Lucius Banks

Personal information
- Full name: Lucius Banks, Jr.
- Born: May 1, 1886 Harmony Village, Virginia, U.S.
- Died: February 1955 (aged 68) Boston, Massachusetts, U.S.

Playing information
Club
| Years | Team | Pld | T | G | FG | P |
| 1912 | Hunslet | 13 | 5 | 0 | 0 | 15 |
- Source:

= Lucius Banks =

American gridiron and rugby league footballer

Lucius Banks, Jr. (May 1, 1886 – February 6, 1955) was an American professional rugby league player who played in the 1910s. He played in England for Hunslet in Hunslet, Leeds, in 1912 and, is thought to be the first black athlete to compete in rugby league; the first American to play rugby league; and, according to the historian Tony Collins, "probably only the fourth black American to play professional football of any code".

==Biography==

===Early life===
Banks was born in Virginia in either 1885 or 1886 to Lucius Banks Sr. and Julia Webb Banks. The family moved to Arlington, Massachusetts when he was still young.

Banks served in the U.S. cavalry, recorded as a private in 1910 in the Army and Navy Register.

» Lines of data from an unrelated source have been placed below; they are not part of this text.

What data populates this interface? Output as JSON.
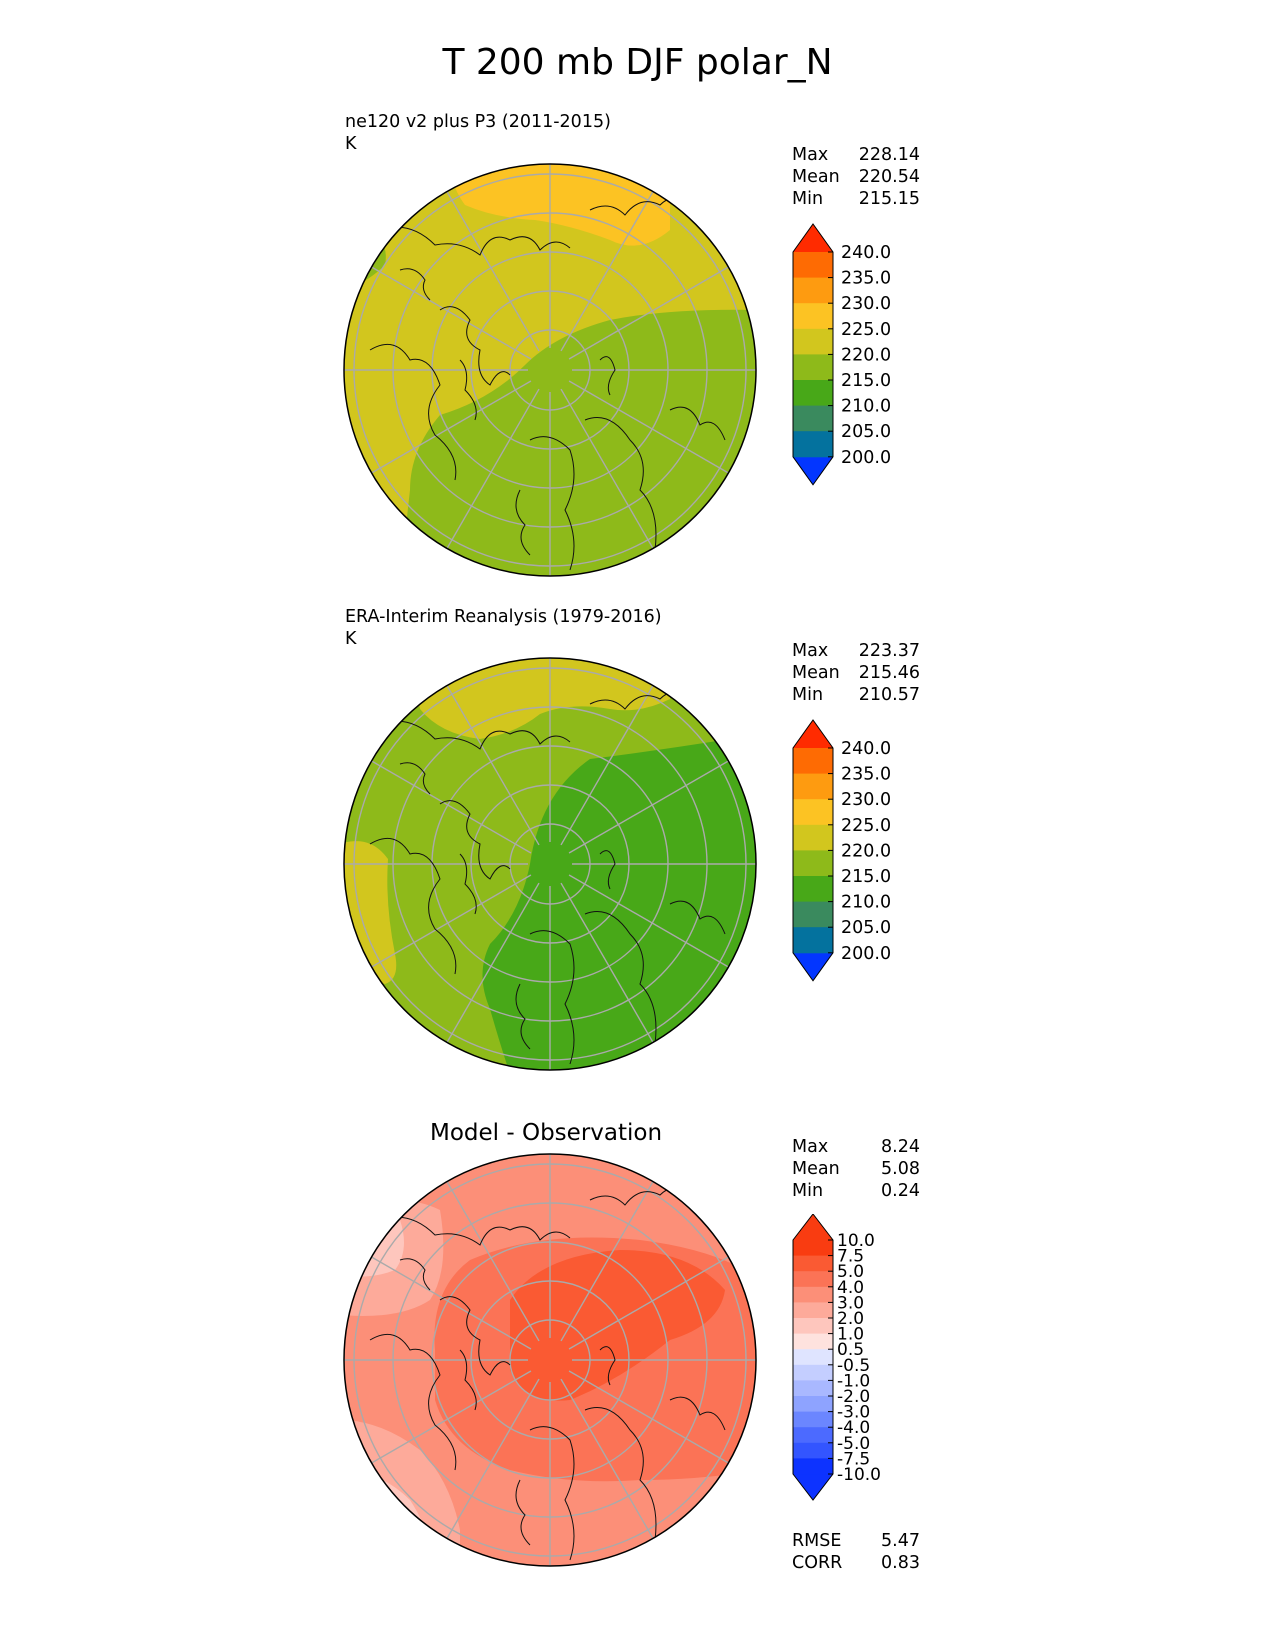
{
  "figure_title": "T 200 mb DJF polar_N",
  "colors": {
    "abs_levels": [
      "#0336ff",
      "#04729e",
      "#3a8a5e",
      "#48a818",
      "#8eba1a",
      "#d2c61e",
      "#fcc323",
      "#fe9b10",
      "#fe6b03",
      "#ff2b00"
    ],
    "diff_levels": [
      "#0d33ff",
      "#3355ff",
      "#4c6aff",
      "#6b86ff",
      "#8ea3ff",
      "#a9b8ff",
      "#c4ceff",
      "#dfe4ff",
      "#ffffff",
      "#fee2de",
      "#fec6bd",
      "#fdaa9a",
      "#fc8f78",
      "#fb7356",
      "#fa5a33",
      "#f93c11"
    ]
  },
  "chart_data": [
    {
      "type": "heatmap",
      "projection": "north polar stereographic",
      "title": "ne120 v2 plus P3 (2011-2015)",
      "units": "K",
      "stats": {
        "max_label": "Max",
        "max": "228.14",
        "mean_label": "Mean",
        "mean": "220.54",
        "min_label": "Min",
        "min": "215.15"
      },
      "colorbar": {
        "levels": [
          195,
          200,
          205,
          210,
          215,
          220,
          225,
          230,
          235,
          240,
          245
        ],
        "tick_labels": [
          "240.0",
          "235.0",
          "230.0",
          "225.0",
          "220.0",
          "215.0",
          "210.0",
          "205.0",
          "200.0"
        ],
        "extend": "both"
      },
      "field_summary": {
        "north_pacific_side": "225-230",
        "eurasia_side": "215-220",
        "north_america_atlantic_side": "220-225",
        "west_edge_patch": "215-220"
      }
    },
    {
      "type": "heatmap",
      "projection": "north polar stereographic",
      "title": "ERA-Interim Reanalysis (1979-2016)",
      "units": "K",
      "stats": {
        "max_label": "Max",
        "max": "223.37",
        "mean_label": "Mean",
        "mean": "215.46",
        "min_label": "Min",
        "min": "210.57"
      },
      "colorbar": {
        "levels": [
          195,
          200,
          205,
          210,
          215,
          220,
          225,
          230,
          235,
          240,
          245
        ],
        "tick_labels": [
          "240.0",
          "235.0",
          "230.0",
          "225.0",
          "220.0",
          "215.0",
          "210.0",
          "205.0",
          "200.0"
        ],
        "extend": "both"
      },
      "field_summary": {
        "pole_and_eurasia": "210-215",
        "north_america": "215-220",
        "north_pacific_side": "220-225",
        "west_edge_patch": "220-225"
      }
    },
    {
      "type": "heatmap",
      "projection": "north polar stereographic",
      "title": "Model - Observation",
      "units": "",
      "stats": {
        "max_label": "Max",
        "max": "8.24",
        "mean_label": "Mean",
        "mean": "5.08",
        "min_label": "Min",
        "min": "0.24"
      },
      "extra_stats": {
        "rmse_label": "RMSE",
        "rmse": "5.47",
        "corr_label": "CORR",
        "corr": "0.83"
      },
      "colorbar": {
        "levels": [
          -12,
          -10,
          -7.5,
          -5,
          -4,
          -3,
          -2,
          -1,
          -0.5,
          0.5,
          1,
          2,
          3,
          4,
          5,
          7.5,
          10,
          12
        ],
        "tick_labels": [
          "10.0",
          "7.5",
          "5.0",
          "4.0",
          "3.0",
          "2.0",
          "1.0",
          "0.5",
          "-0.5",
          "-1.0",
          "-2.0",
          "-3.0",
          "-4.0",
          "-5.0",
          "-7.5",
          "-10.0"
        ],
        "extend": "both"
      },
      "field_summary": {
        "pole": "5-7.5",
        "eurasia_side": "5-7.5",
        "north_america": "4-5",
        "southwest_edge": "0.5-2"
      }
    }
  ]
}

He was stationed at West Point, New York from 1908 to 1912, where he excelled in both cricket and American football.

===Playing career===
Banks was spotted playing as a quarterback in New York by a one-time member of Hunslet's management committee, and the club bought him out of the army and brought him to the UK, apparently partly because the club thought an exotic player would boost revenue. The strategy seems to have worked, as 'his presence significantly swelled the attendance at his first game'.

Local news reporting on Banks's first game in England included some prominent racist coverage, with a local evening paper running the headline 'Hunslet's Coloured Coon' and the Yorkshire Post suggesting that local players should have been hired instead and commenting that "if the club wanted to sign 'coloured' players they should go to South Africa, where there are reputed to be capable goal kickers with bare feet".

Banks's performance seems to have been fairly successful: playing on the wing, he scored four tries during his first four games for the club, the first of which was on January 27, 1912, against York. He later moved to playing as , before returning to America following his last game with the club, on December 26, 1912.

More recently, Banks has been described as a black rugby league player within the history of the sport.

===Later life===
Following his days in England, Banks served in World War I and saw active service in France. In 1919, he joined the Boston Police Department and worked as a police officer for 27 years. He was also a member of the Prince Hall Free & Accepted Masonic Lodge. He died in 1955 (when his age was listed as 68) and was survived by his wife, Maude, and son, Richard L. Banks.